Wat is nervus infra-orbitalis neuralgie?

Nervus infra-orbitalis neuralgie is zenuwpijn in dat gedeelte van het aangezicht, wat de Nervus infra-orbitalis verzorgd. Nervus in het latijn betekent zenuw. “Infra-orbitalis” betekent “onder de oogkas”. De linker- en rechterkant van het gezicht hebben beiden een eigen zenuw. De zenuw loopt vanaf de hersenen door een smal kanaaltje/tunneltje onder de oogkas naar het zenuwgebied onder het oog, een deel van de wang, boventanden en bovenkaak.

Symptomen

De klachten komen voor in het gebied wat de nervus infra-orbitalis verzorgd qua gevoel: onder het oog, een deel van de wang, boventanden en bovenkaak.
Dit zijn meestal “neuropathische” pijnsensaties: schietende, stekende, brandende, prikkelende pijn elektrische schokjes en/of tintelingen kunnen voorkomen.
De klachten kunnen continu aanwezig zijn en worden verergerd door aanraking, scheren of bijvoorbeeld door een mondkapje. Soms is aanraking zo onprettig dat eigen haren niet verdragen worden op bijvoorbeeld de wang.

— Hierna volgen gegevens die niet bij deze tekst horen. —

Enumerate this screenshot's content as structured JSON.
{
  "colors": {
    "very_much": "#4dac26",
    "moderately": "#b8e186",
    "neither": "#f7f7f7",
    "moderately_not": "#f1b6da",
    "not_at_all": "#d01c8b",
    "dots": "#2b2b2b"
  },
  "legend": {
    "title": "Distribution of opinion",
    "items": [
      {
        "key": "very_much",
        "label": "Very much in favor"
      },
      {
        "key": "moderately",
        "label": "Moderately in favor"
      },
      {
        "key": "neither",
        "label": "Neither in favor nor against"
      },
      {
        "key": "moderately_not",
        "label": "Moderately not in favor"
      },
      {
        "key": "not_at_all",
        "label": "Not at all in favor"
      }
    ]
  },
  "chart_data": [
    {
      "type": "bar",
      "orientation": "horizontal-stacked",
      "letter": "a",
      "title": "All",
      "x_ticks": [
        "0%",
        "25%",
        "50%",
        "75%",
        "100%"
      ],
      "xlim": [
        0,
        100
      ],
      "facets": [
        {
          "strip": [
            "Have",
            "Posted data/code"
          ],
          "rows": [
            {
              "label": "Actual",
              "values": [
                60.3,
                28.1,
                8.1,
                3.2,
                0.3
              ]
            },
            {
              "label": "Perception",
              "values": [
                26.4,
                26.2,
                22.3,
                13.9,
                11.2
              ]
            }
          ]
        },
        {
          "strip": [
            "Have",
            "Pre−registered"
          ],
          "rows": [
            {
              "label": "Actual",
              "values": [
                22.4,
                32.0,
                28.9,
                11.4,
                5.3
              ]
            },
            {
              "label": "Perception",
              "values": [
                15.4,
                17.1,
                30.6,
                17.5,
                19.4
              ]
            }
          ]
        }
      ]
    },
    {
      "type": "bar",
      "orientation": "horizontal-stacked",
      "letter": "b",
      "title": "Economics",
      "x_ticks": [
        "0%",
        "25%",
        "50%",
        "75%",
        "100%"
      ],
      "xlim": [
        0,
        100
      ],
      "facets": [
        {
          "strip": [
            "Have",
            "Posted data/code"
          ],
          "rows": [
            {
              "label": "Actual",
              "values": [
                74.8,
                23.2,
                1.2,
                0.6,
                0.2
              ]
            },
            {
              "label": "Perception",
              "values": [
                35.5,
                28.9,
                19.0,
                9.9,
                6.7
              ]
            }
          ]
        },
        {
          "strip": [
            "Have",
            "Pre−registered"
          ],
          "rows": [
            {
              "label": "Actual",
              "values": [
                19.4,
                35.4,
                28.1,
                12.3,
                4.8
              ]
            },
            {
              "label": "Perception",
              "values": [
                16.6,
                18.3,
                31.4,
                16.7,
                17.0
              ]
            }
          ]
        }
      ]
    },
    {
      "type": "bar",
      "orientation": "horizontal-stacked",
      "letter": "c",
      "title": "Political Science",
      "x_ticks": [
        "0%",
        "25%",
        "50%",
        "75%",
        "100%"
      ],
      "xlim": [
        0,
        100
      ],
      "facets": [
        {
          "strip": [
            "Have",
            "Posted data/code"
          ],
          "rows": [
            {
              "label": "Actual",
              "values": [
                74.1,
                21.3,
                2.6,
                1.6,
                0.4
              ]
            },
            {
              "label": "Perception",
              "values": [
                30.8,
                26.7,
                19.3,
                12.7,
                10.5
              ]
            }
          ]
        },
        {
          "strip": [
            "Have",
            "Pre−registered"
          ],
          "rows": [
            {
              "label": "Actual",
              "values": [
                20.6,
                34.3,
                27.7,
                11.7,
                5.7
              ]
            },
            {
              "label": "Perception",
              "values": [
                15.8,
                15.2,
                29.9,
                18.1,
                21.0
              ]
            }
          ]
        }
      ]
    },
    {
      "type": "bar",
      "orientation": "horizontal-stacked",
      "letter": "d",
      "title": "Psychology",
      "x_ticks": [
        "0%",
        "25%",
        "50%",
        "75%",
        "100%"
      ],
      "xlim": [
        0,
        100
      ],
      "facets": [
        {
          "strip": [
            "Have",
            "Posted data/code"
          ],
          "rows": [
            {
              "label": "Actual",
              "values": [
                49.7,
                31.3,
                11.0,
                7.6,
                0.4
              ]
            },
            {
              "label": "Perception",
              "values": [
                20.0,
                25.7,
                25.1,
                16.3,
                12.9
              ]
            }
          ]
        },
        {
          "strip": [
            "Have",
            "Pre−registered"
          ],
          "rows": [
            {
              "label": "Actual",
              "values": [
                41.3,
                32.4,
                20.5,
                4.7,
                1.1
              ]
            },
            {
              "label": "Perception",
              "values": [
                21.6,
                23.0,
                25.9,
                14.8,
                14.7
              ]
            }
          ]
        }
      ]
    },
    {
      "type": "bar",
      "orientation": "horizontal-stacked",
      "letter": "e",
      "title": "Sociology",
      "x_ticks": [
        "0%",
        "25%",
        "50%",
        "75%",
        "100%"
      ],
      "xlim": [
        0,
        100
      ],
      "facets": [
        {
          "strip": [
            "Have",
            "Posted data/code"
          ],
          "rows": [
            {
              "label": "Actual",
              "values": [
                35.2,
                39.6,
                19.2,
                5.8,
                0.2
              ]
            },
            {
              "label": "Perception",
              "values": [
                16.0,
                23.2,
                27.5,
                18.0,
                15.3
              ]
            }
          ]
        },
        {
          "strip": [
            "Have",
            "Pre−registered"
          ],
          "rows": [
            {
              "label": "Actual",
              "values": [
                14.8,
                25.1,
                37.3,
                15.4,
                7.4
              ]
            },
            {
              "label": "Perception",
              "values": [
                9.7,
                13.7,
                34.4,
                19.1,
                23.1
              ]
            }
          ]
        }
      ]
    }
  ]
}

Oorzaken en risicofactoren

Omdat de zenuw door een zeer klein kanaaltje loopt, is deze kwetsbaar. Vaak is er iets voorgevallen waardoor de zenuw onrustig is geraakt: bijvoorbeeld een botbreuk operatie in dat gebied of infectie van de kaakholte. Soms kunnen pijnklachten spontaan ontstaan, zonder duidelijke reden.

Diagnose

De diagnose wordt gesteld op basis van de anamnese (het gesprek met de arts) en het lichamelijk onderzoek.
Aanvullend onderzoek, zoals bijvoorbeeld een CT/MRI-scan, kan nodig zijn op inzicht van de behandelend specialist. De diagnose kan worden bevestigd door een proefblokkade van de zenuw te doen. Hierbij wordt een lokale verdoving direct bij de zenuw geplaatst. Als er pijnvermindering optreedt, bevestigt dit de diagnose.

Behandeling

Medicatie

Zenuwpijn reageert vaak niet op pijnstillers zoals paracetamol of NSAID’s (bijvoorbeeld: Naproxen, Ibuprofen, Diclofenac.).
Er zijn specifieke medicijnen tegen zenuwpijn, uit de groep van de antidepressiva of anti-epileptica, welke de klachten kunnen verminderen. Deze geven meestal pas na enkele weken pijnvermindering. Om bijwerkingen zoveel mogelijk te voorkomen, worden ze langzaam opgebouwd.

Interventioneel

Door een injectie met lokaal verdovend middel, soms in combinatie met ontstekingsremmende medicatie, kan pijnvermindering worden bereikt.
Indien dit goed, maar geen langdurig effect heeft, kan een gepulseerde radiofrequente behandeling (PRF) overwogen worden. In dat geval wordt de zenuw behandeld met stroom-wisselingen, met als doel dat hij “rustiger” wordt. Dit levert geen beschadiging van de zenuw op. De pijn kan de eerste dagen/week na een PRF-behandeling toenemen.
Nadien zal het positieve effect van de behandeling optreden.